Ne felaket tellallığı, ne de rehavet

Adnan NAS
Adnan NAS ASLINA BAKARSANIZ adnan.nas@stfa.com

Tünelin sonu hala görünmüyor. Ardı ardına gelişmiş Batı yönetimlerinin açtıkları paketler ne likidite sorununu çözebilmiş, ne de güven bunalımını giderebilmiş değil. Geçen hafta İstanbul'da üç gün boyunca devam  eden Dünya  Ekonomik  Forumu'nun Avrupa ve Asya ile ilgili bölgesel toplantısı, bazı önemli konuşmacıların gelemeyişi dolayısıyla beklenenden sönük geçmesine rağmen, bu güvensizlik ve belirsizliğin dünyanın dört bir yanından gelen katılımcılarda yarattığı şaşkınlığı göstermesi bakımından ilginçti.
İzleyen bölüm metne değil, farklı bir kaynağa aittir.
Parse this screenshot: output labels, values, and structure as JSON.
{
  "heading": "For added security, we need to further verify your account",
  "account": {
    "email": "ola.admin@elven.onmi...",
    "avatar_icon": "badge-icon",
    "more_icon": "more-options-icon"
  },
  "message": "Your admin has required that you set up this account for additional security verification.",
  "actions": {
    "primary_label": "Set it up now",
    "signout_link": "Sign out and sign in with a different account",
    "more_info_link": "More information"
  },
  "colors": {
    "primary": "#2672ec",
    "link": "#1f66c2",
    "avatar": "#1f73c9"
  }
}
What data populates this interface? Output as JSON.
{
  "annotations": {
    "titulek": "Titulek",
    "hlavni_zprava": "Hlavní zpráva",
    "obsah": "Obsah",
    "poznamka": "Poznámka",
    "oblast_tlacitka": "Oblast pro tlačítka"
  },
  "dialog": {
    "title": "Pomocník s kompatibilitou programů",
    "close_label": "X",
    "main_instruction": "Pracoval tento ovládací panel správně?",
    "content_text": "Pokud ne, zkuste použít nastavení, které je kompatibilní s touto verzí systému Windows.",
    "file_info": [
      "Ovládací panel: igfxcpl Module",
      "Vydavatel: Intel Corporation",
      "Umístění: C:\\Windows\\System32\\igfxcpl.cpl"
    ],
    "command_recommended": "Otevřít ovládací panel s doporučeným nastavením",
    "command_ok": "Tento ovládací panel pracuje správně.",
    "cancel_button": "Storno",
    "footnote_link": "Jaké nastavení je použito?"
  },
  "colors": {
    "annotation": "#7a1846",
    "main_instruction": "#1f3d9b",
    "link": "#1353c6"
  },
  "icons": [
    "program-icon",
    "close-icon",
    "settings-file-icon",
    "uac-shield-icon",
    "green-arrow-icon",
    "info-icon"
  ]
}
Ama bence daha da ilginç olan krizin artık finans sistemi sınırlarını aşan ve dünyadaki ekonomik düzenin yeniden şekillenmesine varacak gelişmeleri tetikleyecek olmasının da konuşulmaya ve yazılmaya başlanmasıÖ.

DEF toplantısı ve yeni düzen arayışları

Doğrusunu isterseniz bu köşenin okuyucuları için, küreselleşmenin etkisiyle dünya ekonomisinde ağır ağır ciddi değişiklikler olduğu ve olacağı fikri sürpriz değil. Uzun zamandır sık sık küreselleşmenin tüketicinin egemenliğini pekiştireceğine, üretim merkezlerinin gelişen ülkelere taşınmasının offshoring ve outsoursing şeklinde zaten gerçekleşmekte olduğuna, bundan sonra küresel şirketlerin stratejik fonksiyonlarının da mekan değiştirmesine tanıklık edeceğimize değiniyoruz. Bu yönüyle küreselleşme sürecinin gelişmiş ülkelerden daha çok gelişen ülkelere (diğer bir ifadeyle yükselen pazarlara) yaradığını iddia ediyoruz.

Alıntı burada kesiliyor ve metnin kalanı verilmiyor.